05.07.2016 | Press release

All international eyes on the Sustainability Code

As things stand today, the Sustainability Code enables undertakings and organizations to fulfill the EU’s forthcoming non-financial reporting obligation. Given how easy and efficient it makes sustainability reporting, it is also meeting with growing interest outside of Europe.

Berlin (Germany), 5 July 2016 – As things stand today, the Sustainability Code enables undertakings and organizations to fulfill the EU’s forthcoming non-financial reporting obligation. Given how easy and efficient it makes sustainability reporting, it is also meeting with growing interest outside of Europe.

The Sustainability Code provides a framework for reporting on non-financial performance that can be applied worldwide by organizations and undertakings regardless of their size or legal structure. In light of this, the Code is currently meeting with growing international interest. The Code was, for example, the primary focus of a workshop held in Brussels in February 2016 at the invitation of the German Council for Sustainable Development (RNE) and involving the Greek QualityNet Foundation and French cooperation partners. During the event, around 70 high-ranking business, political and civil society representatives from across Europe discussed a variety of ways of disclosing non-financial information as well as the initial experiences gained among EU member states while implementing the CSR reporting obligation. 

Inaugural partner: Greece

The first European country to seize the opportunity to develop their own national access on the basis of the Code was Greece: the Greek non-profit organization QualityNet Foundation presented the “Greek Sustainability Code” at the beginning of April. RNE will be inviting four other EU partners to adopt the Code database and its input tools free of charge. 

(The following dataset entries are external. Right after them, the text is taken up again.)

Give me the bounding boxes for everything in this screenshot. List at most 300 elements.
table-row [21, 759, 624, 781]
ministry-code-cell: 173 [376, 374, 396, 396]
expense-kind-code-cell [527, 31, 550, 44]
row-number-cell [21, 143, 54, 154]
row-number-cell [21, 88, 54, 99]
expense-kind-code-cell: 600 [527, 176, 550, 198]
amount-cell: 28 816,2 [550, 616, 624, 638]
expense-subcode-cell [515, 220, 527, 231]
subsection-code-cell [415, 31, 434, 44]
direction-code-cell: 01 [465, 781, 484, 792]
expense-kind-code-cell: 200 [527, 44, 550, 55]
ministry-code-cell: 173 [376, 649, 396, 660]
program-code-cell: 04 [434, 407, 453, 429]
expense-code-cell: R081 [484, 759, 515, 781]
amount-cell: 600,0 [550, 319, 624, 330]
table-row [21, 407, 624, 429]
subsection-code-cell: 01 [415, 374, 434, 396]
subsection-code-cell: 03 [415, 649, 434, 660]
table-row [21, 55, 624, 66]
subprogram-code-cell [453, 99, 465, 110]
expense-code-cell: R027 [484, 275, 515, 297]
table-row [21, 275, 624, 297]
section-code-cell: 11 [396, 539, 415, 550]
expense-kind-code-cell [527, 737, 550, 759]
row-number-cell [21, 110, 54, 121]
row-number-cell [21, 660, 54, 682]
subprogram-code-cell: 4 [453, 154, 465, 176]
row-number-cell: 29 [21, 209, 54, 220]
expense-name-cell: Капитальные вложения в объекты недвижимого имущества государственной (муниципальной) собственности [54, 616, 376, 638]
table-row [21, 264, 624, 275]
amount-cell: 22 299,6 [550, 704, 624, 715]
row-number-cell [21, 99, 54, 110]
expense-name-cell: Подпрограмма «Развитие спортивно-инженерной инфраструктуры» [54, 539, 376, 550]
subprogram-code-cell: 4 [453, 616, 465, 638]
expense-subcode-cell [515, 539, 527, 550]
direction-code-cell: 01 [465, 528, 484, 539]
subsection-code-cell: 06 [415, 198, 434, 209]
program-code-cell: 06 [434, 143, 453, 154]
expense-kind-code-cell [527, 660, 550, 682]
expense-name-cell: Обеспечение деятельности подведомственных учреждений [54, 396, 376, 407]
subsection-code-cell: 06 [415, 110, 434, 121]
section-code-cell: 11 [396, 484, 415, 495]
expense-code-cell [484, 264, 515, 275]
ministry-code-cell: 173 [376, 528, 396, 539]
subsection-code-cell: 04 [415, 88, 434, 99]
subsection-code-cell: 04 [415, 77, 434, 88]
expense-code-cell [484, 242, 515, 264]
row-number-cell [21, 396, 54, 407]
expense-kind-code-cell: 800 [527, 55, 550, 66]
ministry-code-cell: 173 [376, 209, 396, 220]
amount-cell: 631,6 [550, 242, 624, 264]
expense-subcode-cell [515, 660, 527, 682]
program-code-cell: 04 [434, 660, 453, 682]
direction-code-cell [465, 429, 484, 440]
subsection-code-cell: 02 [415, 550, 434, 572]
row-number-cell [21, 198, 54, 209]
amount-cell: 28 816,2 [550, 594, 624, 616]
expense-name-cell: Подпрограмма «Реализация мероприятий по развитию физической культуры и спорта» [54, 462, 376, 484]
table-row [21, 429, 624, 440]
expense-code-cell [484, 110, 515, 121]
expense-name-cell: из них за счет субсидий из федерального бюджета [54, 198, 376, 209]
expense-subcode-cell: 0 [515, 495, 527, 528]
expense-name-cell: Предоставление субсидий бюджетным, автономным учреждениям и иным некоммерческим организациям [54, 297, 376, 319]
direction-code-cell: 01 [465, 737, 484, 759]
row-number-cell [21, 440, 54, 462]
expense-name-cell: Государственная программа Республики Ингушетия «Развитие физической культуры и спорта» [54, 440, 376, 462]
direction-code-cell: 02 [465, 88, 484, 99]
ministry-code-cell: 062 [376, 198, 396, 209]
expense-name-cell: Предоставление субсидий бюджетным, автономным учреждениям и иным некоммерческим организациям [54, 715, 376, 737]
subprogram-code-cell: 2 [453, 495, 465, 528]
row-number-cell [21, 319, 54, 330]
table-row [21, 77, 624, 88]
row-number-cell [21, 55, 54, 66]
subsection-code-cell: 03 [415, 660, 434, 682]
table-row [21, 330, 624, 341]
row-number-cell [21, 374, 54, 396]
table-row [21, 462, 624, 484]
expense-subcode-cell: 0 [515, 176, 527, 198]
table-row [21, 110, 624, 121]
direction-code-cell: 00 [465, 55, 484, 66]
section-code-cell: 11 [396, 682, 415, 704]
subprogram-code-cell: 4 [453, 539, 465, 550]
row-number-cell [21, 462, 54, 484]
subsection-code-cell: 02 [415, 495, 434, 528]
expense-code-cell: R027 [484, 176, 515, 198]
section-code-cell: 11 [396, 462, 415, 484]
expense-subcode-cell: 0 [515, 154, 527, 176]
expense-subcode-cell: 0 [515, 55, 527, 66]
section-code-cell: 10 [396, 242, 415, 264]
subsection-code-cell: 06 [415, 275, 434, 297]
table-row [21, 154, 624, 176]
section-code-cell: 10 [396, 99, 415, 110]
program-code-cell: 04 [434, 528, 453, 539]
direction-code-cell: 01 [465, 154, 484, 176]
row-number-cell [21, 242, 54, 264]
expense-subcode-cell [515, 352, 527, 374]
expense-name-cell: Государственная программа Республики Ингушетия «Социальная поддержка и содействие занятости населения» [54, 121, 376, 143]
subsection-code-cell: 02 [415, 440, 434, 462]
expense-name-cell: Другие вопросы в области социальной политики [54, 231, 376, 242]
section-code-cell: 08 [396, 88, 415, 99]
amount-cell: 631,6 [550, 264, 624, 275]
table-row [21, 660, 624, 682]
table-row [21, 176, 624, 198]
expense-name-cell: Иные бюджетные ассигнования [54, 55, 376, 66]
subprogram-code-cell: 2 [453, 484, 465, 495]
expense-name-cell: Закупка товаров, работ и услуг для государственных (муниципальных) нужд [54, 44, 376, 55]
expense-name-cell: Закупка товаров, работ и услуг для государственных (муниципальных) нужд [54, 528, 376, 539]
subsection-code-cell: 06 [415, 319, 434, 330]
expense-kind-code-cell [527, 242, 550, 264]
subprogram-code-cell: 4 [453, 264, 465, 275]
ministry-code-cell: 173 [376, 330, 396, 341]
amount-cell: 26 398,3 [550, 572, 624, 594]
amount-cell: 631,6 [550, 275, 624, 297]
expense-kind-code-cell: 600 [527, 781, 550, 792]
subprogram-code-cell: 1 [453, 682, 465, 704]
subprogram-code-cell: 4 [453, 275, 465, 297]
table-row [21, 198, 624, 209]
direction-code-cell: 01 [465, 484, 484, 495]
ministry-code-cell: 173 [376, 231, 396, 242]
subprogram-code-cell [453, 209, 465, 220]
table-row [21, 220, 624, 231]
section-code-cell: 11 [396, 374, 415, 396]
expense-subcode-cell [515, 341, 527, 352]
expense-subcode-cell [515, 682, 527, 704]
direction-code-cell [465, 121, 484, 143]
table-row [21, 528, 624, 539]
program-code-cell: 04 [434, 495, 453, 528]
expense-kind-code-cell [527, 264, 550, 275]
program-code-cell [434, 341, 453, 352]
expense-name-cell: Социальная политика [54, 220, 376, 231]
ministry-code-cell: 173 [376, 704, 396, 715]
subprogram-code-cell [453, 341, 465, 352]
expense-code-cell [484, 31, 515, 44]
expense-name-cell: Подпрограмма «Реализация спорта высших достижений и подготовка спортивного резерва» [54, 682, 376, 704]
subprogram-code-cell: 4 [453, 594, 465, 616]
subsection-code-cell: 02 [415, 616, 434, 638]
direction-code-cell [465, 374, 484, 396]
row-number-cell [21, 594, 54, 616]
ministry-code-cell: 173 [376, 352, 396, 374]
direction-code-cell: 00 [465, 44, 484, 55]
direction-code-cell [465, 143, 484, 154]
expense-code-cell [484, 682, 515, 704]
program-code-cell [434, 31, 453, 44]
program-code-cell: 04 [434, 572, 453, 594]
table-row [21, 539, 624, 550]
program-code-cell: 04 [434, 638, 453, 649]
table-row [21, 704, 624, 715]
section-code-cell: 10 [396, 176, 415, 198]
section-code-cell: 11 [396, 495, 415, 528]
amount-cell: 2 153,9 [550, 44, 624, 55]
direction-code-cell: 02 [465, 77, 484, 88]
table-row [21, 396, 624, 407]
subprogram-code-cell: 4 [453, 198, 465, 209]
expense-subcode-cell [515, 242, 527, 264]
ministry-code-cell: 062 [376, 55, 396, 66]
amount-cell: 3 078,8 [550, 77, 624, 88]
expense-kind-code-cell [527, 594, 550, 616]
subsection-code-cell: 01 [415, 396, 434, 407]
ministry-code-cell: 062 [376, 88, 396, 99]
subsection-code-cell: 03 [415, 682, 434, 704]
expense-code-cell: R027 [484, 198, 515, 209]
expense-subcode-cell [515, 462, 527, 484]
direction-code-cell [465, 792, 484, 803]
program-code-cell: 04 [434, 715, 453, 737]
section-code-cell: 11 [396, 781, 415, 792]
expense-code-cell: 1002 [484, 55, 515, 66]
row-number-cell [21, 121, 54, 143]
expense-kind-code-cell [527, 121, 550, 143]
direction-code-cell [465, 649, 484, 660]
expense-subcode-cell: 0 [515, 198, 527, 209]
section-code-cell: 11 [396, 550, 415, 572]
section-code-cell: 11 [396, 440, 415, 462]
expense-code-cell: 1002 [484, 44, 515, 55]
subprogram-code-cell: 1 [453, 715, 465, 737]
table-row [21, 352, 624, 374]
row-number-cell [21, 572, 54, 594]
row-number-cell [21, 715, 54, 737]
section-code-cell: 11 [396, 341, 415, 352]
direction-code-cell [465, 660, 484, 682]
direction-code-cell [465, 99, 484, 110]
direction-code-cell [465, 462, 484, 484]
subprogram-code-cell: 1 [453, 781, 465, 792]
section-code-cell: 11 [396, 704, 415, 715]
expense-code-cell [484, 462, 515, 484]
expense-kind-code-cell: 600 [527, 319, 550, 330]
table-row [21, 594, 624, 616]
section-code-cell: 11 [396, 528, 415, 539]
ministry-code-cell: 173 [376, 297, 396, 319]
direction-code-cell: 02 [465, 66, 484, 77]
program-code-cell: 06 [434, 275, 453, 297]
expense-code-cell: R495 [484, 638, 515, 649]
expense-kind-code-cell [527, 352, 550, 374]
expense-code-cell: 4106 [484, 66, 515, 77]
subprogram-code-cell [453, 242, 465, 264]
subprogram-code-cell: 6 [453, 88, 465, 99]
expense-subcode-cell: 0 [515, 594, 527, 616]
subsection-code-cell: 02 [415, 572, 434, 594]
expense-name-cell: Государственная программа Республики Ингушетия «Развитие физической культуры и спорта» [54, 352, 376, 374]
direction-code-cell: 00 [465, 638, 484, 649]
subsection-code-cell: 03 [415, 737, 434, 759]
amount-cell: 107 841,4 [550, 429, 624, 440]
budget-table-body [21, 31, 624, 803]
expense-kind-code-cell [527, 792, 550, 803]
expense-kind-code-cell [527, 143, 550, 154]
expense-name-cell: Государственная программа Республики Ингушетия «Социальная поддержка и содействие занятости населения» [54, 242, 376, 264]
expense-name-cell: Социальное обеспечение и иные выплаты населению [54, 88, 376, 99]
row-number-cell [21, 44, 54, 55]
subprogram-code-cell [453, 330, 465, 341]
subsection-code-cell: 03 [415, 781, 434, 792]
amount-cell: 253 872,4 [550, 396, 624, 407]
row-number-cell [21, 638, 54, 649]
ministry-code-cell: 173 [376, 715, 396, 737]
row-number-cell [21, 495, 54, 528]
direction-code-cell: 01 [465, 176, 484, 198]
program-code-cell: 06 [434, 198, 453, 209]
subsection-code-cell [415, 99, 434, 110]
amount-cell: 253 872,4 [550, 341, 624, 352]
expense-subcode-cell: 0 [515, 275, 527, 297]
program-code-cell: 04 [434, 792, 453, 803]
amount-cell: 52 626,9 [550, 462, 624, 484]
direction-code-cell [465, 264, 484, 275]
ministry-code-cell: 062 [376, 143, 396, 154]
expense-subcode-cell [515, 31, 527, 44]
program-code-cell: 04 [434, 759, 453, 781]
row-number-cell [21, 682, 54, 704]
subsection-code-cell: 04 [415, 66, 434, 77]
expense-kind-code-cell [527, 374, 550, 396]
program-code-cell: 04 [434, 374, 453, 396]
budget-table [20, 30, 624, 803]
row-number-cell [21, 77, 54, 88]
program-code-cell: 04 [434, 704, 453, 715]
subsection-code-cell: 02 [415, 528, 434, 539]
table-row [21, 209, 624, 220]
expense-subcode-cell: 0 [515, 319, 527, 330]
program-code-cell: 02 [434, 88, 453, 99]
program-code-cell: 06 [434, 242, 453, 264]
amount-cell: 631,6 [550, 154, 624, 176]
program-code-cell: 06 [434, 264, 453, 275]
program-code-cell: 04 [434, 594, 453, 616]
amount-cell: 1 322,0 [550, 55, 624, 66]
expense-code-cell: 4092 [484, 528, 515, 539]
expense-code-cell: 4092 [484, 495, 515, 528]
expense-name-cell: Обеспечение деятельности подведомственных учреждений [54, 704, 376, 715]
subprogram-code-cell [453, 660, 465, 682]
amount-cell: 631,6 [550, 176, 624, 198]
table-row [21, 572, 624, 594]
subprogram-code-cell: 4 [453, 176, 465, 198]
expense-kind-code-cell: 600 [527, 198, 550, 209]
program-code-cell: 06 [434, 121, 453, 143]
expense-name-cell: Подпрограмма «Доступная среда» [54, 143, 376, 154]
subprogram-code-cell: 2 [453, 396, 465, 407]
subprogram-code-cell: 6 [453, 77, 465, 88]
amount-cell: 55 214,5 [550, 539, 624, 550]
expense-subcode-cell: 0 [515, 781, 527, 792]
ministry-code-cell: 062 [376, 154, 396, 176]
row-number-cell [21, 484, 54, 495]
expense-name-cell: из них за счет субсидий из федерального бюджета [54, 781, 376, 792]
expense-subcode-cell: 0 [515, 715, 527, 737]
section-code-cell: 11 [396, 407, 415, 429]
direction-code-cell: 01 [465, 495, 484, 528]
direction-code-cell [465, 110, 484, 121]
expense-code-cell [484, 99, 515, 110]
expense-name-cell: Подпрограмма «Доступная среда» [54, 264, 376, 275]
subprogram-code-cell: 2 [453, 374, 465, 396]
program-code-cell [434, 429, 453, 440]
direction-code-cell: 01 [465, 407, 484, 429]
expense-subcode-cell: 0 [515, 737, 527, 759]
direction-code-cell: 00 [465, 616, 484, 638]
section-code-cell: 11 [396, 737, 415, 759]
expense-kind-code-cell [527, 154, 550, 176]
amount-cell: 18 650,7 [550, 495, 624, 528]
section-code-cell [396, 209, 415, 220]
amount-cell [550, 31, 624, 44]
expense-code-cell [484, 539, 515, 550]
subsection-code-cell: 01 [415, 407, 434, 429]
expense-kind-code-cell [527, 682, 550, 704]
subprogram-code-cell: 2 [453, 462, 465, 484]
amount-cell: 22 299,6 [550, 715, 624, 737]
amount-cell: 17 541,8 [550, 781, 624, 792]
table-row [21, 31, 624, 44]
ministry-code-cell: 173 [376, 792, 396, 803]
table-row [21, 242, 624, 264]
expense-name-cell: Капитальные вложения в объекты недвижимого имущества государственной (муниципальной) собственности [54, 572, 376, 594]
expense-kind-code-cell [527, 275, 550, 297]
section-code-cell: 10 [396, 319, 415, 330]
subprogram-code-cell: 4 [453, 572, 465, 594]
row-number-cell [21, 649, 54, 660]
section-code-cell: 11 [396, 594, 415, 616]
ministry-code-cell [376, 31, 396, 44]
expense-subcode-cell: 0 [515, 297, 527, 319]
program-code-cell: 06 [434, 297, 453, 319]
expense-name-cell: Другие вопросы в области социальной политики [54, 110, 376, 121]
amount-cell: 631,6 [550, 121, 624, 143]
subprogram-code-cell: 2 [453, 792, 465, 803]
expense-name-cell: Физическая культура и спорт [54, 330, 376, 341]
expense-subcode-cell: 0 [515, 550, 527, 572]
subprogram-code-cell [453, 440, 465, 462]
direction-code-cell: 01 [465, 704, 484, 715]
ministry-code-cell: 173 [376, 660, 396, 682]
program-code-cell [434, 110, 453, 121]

Interest outside of Europe 

Non-European countries have also expressed their interest in the Sustainability Code: mid-June saw the publication of the Code in Hebrew. At an event in Bangkok, the Academy for International Cooperation will be testing how the standard might be used in Asia. Japan has also expressed interest in applying the Code’s format as a blueprint for sustainability reporting. Of particular appeal to the international audience is the fact that countries are at liberty to adapt the Code to their needs.

National information campaign

In March 2016, the Federal Ministry of Justice and Consumer Protection (BMJV), which is responsible for its implementation, published a minister’s bill on transposing the requirements of the EU Directive into national law. In order to keep the relevant stakeholders up to date, RNE launched an information campaign on the reporting obligation due to come into force as of the reporting year 2017 and also on the Code.

As part of the campaign, around 4,000 business, political and trade association representatives received an email from the Code Team, informing them of the content, background and effects of the CSR reporting obligation. They were also notified that, by issuing a full declaration of conformity with the Code, they would already be meeting the requirements of the EU Directive. In the event that further provisions should be formulated in the course of transposing the Directive into national law, RNE will adapt the Code accordingly.

Events promote dialogue – with newcomers and experts

An event held in Berlin late May was specifically designed for those new to sustainability reporting. A total of 75 representatives from undertakings and associations took RNE up on its offer. This was preceded by a meeting of 150 leading German and European business, civil society, academic and political experts in Frankfurt am Main in mid-April. During the multi-stakeholder forum, the participants discussed how the Code could be advanced to enable it to drive sustainable development. The experts confirmed that the Code was already a highly effective and attractive instrument – for both SMEs and international undertakings alike.

Added to this, Code training partners significantly stepped up their activities in the first six months of 2016. On average, ten events have been organized by Code training partners every month since the beginning of the year.

Cooperation with chambers of industry and commerce and trade associations

The Code has also extended its working partnership with chambers of industry and commerce as well as some trade associations. An industry guide developed by the German Association of Local Public Utilities (VKU) is available as of right now to assist waste management and city cleaning businesses in applying the Code and compiling a declaration of conformity.

Pro-active campaign bearing fruit

The Sustainability Code is continuing its upward trend: whilst 66 undertakings were registered with the database of declarations of conformity with the Sustainability Code at the beginning of 2015, this figure had risen to 135 undertakings and organizations by mid-2016, with 272 declarations of conformity currently on hand. This rise in the Code’s acceptance is also due to the revamping of the Code database, which has rendered it far more user-friendly.
RNE has also been affirmed in its work by the publication of a study: the results of a broad-based survey among Code users confirm that the Code is especially helpful for SMEs – not least of all when it comes to establishing an internal sustainable management system. All of the numbers attest to the suitability of the Code as an easy-to-use means of beginning the sustainability reporting process and also to its relevance for undertakings that have been compiling reports for some time.